Berlin. Der Staat hat das Internet-Zeitalter verschlafen. Wenn Deutschland nicht abgehängt werden will, muss die Regierung sofort handeln.

Welch ein wunderbares Geschenk ist es für die Eltern, wenn ein Kind zur Welt kommt. Doch Vorsicht – danach wird es stressig! Dann lernen die Eltern den deutschen Staat von einer seiner schwächsten Seiten kennen: die Verwaltung. Sie müssen ein erstes Mal zum Amt, um die Geburtsurkunde zu erhalten. Dann wenden sie sich an die nächste Behörde, um das Kindergeld zu beantragen. Einen Kinderausweis hat der Nachwuchs dann immer noch nicht. Also auf zum Bürgeramt, Nummer ziehen, warten. Und das ist nur ein Beispiel von vielen in Behördendeutschland.

In einer Gesellschaft, die für ihre Kommunikation, Bankgeschäfte und Einkäufe wie selbstverständlich das Internet nutzt, ist das Gebaren des Staates bei seinen Bürgerdiensten zu oft noch eine Qual. In der digitalen Epoche müssen die Verwaltungen allen Ernstes weitgehend analog arbeiten. Natürlich gibt es Unterschiede von Kommune zu Kommune. Doch alle leiden unter demselben Grundübel: Sie sind nicht miteinander vernetzt. Sie können nicht auf ein gemeinsames Portal zugreifen, um ihre Verwaltungstätigkeiten zu synchronisieren und damit zu vereinfachen.

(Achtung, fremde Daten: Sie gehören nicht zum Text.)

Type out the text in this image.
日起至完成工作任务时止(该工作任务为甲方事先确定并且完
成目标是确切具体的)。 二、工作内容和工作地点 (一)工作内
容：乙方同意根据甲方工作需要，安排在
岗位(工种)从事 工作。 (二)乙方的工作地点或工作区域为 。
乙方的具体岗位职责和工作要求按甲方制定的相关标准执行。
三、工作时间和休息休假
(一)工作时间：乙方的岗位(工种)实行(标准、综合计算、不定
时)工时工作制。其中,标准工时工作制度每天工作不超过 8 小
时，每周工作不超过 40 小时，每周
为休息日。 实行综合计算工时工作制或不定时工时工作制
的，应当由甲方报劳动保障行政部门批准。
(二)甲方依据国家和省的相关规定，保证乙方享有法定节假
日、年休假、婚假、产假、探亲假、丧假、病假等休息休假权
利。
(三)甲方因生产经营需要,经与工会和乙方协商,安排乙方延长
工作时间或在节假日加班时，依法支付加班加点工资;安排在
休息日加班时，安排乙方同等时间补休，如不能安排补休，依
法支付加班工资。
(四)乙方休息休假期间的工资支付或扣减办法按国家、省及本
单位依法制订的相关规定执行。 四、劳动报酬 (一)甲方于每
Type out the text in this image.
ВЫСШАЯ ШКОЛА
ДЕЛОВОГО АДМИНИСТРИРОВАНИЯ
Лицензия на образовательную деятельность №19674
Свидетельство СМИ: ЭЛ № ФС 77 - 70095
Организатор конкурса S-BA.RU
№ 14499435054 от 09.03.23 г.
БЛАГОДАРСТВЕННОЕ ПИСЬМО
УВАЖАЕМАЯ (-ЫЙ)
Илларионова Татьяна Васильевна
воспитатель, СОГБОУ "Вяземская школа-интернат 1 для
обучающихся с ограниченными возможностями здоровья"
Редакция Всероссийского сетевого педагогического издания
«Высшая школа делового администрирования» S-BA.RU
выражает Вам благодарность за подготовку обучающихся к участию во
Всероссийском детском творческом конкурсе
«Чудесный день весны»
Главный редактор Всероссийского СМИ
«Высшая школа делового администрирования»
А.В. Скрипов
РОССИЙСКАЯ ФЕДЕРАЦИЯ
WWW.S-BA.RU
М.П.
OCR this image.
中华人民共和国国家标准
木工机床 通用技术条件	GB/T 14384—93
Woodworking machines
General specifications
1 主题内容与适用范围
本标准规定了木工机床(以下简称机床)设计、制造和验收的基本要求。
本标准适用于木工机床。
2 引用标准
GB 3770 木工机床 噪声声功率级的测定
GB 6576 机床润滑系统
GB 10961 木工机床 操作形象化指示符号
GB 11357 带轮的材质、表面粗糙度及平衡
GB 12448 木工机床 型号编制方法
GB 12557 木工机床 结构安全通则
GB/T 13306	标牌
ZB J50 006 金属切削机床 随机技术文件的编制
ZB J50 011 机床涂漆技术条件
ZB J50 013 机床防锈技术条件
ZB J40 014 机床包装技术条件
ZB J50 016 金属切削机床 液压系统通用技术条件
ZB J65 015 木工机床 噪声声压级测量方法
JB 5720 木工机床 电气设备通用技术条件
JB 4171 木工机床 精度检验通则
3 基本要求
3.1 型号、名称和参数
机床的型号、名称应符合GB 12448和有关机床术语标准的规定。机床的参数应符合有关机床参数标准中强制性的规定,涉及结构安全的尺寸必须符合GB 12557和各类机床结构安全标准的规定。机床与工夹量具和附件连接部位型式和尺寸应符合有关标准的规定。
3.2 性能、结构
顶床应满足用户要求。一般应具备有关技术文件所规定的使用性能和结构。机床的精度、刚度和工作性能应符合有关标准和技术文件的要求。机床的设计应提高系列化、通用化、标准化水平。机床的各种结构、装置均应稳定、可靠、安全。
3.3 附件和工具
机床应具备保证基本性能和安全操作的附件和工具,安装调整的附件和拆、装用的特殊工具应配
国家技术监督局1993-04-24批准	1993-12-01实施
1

Mausklicks könnten lästige Behördengänge ersetzen

Solch ein gemeinsames Portal wäre ein Glücksfall für die Bürger dieses Landes. Sie müssten ihre kostbare Zeit nicht in Amtsstuben verbringen, sondern könnten mit ein paar Mausklicks den Behördengang von zu Hause erledigen. Alles Zukunftsmusik? Keineswegs, wie mehrere EU-Staaten seit Jahren beweisen. Man muss nur wollen. Und offenbar wollen jetzt alle.

„Wir wollen nicht im Technikmuseum enden mit Deutschland“, sagte Kanzlerin Angela Merkel (CDU) im Wahlkampf..
„Wir wollen nicht im Technikmuseum enden mit Deutschland“, sagte Kanzlerin Angela Merkel (CDU) im Wahlkampf.. © REUTERS | FABIAN BIMMER

Es fällt dabei auf, dass sich vor allem Union, FDP und Grüne vor der Bundestagswahl intensiv mit der Digitalisierung des Staates auseinandergesetzt haben. Sollte eines Tages ein Jamaika-Bündnis wirklich seine Arbeit aufnehmen, hätte diese Koalition vielleicht eine verbindende Mission: die deutsche Aufholjagd bei der digitalen Revolution.

Bisher galt Netzpolitik als Nischenthema. Das wird sich bald ändern, weil nicht nur die Verwaltung digital werden muss, sondern die komplette Infrastruktur. Heißt: Wir brauchen so schnell wie möglich ein flächendeckendes Glasfasernetz, will Deutschland nicht auf Dauer international abgehängt bleiben. An der digitalen Modernisierung wird sich schließlich die Leistungsfähigkeit unserer Volkswirtschaft ablesen lassen. Warum sollte es etwa nicht mit einem Klick möglich sein, ein Unternehmen anzumelden?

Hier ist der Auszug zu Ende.